最新サイバー攻撃の動向と変化

2017年10月17日から2日間に渡って開催された「Canon Security Days 2017」では、最新のサイバー攻撃にどう対応すべきなのか、その実態と対策についてさまざまな講演が行われた。2日目には、キヤノンITソリューションズ マルウェアラボ マネージャー シニアセキュリティリサーチャーの石川堤一氏が登壇し「最新のサイバー攻撃から対峙すべきセキュリティ対策 ~最新動向から実攻撃を知り、適切な対策を推進するには~」と題した講演を行った。

キヤノンITソリューションズ マルウェアラボ マネージャー シニアセキュリティリサーチャー 石川堤一氏

セキュリティ製品「ESET」を扱うキヤノンITソリューションズでは、最新のセキュリティ情報を発信するWebサイト「マルウェア情報局」を立ち上げている。今回、石川氏はその業務の中から見えてきた情報を含めて、2017年上半期までに発生したサイバー攻撃について解説した。

日々、いくつもの新しいマルウェアやランサムウェアが発生している。その中でも「ばらまき型」のメール攻撃が全体の約90%を占めているという。このことから、メール攻撃の最近の傾向について石川氏は語った。

「攻撃者の主な目的は『情報を流出させること』と『ランサムウェアに感染させること』の2つ。きっと、ほとんどの人が攻撃メールを受け取っているはずです。そのため各企業では、ウィルスつきメールに対して運用ルールを変えるなどの取り組みが行われているでしょう」と石川氏が指摘するように、攻撃を受けること自体は珍しくなく、ある程度対策が進んでいるのが現状だ。しかし、攻撃者側もその対策を受けて手法を進化させている。

「普段業務で使っているファイル形式が攻撃にも利用されている傾向があります。大量のウィルスつきメールを受け取った後、この形式の添付ファイルは受け取らないようにしようという対策はよく聞きます。これは間違っていません。ただし、今は業務利用されるファイル形式にも気をつけていかなければいけない状態にあります」と石川氏は、実行形式のファイルだけを警戒するのでは不足であることを語った。

攻撃に使われるファイル形式は対策に対応して変化している

具体的な攻撃として、石川氏はExcel、WordといったOfficeドキュメントファイルやPDFファイルを利用して感染させる手法についてそれぞれ解説。日本語で書かれた日本人をターゲットとしたメール攻撃が多くなっていること、感染するタイミングやエンドユーザーが注意すべきポイントなどを語った。

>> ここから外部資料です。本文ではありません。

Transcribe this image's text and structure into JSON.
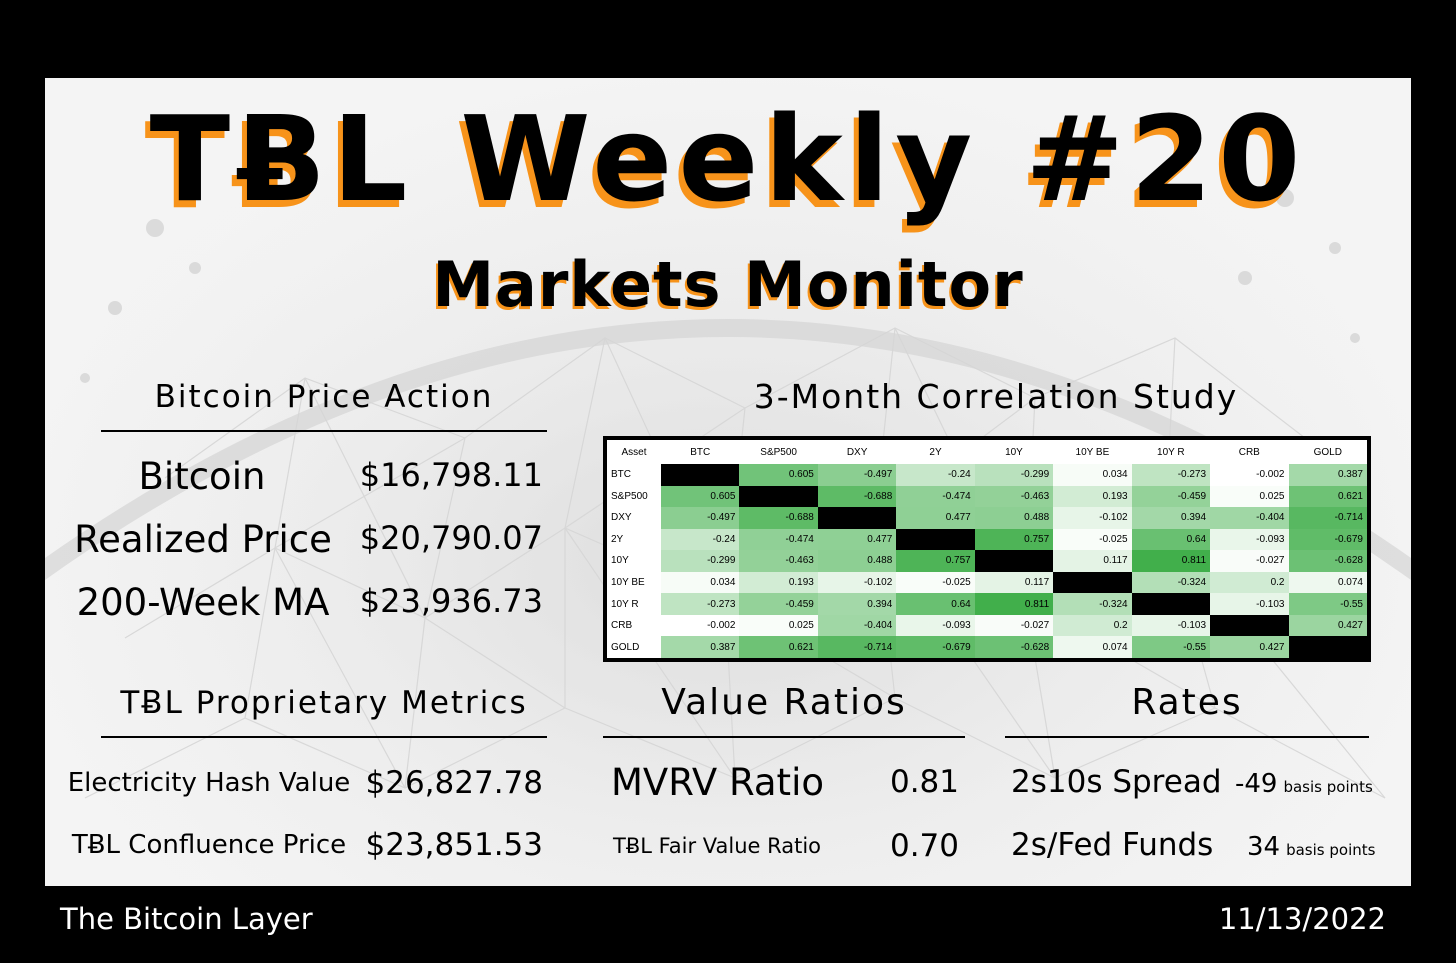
{
  "title": "TɃL Weekly #20",
  "subtitle": "Markets Monitor",
  "price_action": {
    "heading": "Bitcoin Price Action",
    "rows": [
      {
        "label": "Bitcoin",
        "value": "$16,798.11"
      },
      {
        "label": "Realized Price",
        "value": "$20,790.07"
      },
      {
        "label": "200-Week MA",
        "value": "$23,936.73"
      }
    ]
  },
  "correlation": {
    "heading": "3-Month Correlation Study",
    "columns": [
      "Asset",
      "BTC",
      "S&P500",
      "DXY",
      "2Y",
      "10Y",
      "10Y BE",
      "10Y R",
      "CRB",
      "GOLD"
    ],
    "rows": [
      {
        "asset": "BTC",
        "values": [
          null,
          0.605,
          -0.497,
          -0.24,
          -0.299,
          0.034,
          -0.273,
          -0.002,
          0.387
        ]
      },
      {
        "asset": "S&P500",
        "values": [
          0.605,
          null,
          -0.688,
          -0.474,
          -0.463,
          0.193,
          -0.459,
          0.025,
          0.621
        ]
      },
      {
        "asset": "DXY",
        "values": [
          -0.497,
          -0.688,
          null,
          0.477,
          0.488,
          -0.102,
          0.394,
          -0.404,
          -0.714
        ]
      },
      {
        "asset": "2Y",
        "values": [
          -0.24,
          -0.474,
          0.477,
          null,
          0.757,
          -0.025,
          0.64,
          -0.093,
          -0.679
        ]
      },
      {
        "asset": "10Y",
        "values": [
          -0.299,
          -0.463,
          0.488,
          0.757,
          null,
          0.117,
          0.811,
          -0.027,
          -0.628
        ]
      },
      {
        "asset": "10Y BE",
        "values": [
          0.034,
          0.193,
          -0.102,
          -0.025,
          0.117,
          null,
          -0.324,
          0.2,
          0.074
        ]
      },
      {
        "asset": "10Y R",
        "values": [
          -0.273,
          -0.459,
          0.394,
          0.64,
          0.811,
          -0.324,
          null,
          -0.103,
          -0.55
        ]
      },
      {
        "asset": "CRB",
        "values": [
          -0.002,
          0.025,
          -0.404,
          -0.093,
          -0.027,
          0.2,
          -0.103,
          null,
          0.427
        ]
      },
      {
        "asset": "GOLD",
        "values": [
          0.387,
          0.621,
          -0.714,
          -0.679,
          -0.628,
          0.074,
          -0.55,
          0.427,
          null
        ]
      }
    ],
    "colors": {
      "diagonal": "#000000",
      "low": "#ffffff",
      "high": "#3fae49"
    }
  },
  "proprietary": {
    "heading": "TɃL Proprietary Metrics",
    "rows": [
      {
        "label": "Electricity Hash Value",
        "value": "$26,827.78"
      },
      {
        "label": "TɃL Confluence Price",
        "value": "$23,851.53"
      }
    ]
  },
  "value_ratios": {
    "heading": "Value Ratios",
    "rows": [
      {
        "label": "MVRV Ratio",
        "value": "0.81"
      },
      {
        "label": "TɃL Fair Value Ratio",
        "value": "0.70"
      }
    ]
  },
  "rates": {
    "heading": "Rates",
    "rows": [
      {
        "label": "2s10s Spread",
        "value": "-49",
        "unit": "basis points"
      },
      {
        "label": "2s/Fed Funds",
        "value": "34",
        "unit": "basis points"
      }
    ]
  },
  "footer": {
    "left": "The Bitcoin Layer",
    "right": "11/13/2022"
  },
  "brand_colors": {
    "accent": "#f7931a",
    "background": "#000000"
  }
}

企業がとるべき対策としては、特に今年続出した「Ursnif」の感染フローの詳細を紹介した上で「メール受信時の添付検査および開封後のダウンロードアクションの監視」「外部からダウンロードされるファイルの監視」「外部へ通信するアップロードデータの監視」「メモリ上のプロセス監視」という4つのポイントを指摘。

「まずゲートウェイとエンドポイントで必要な対策がとられているかどうかを整理して行く必要があります」と語る。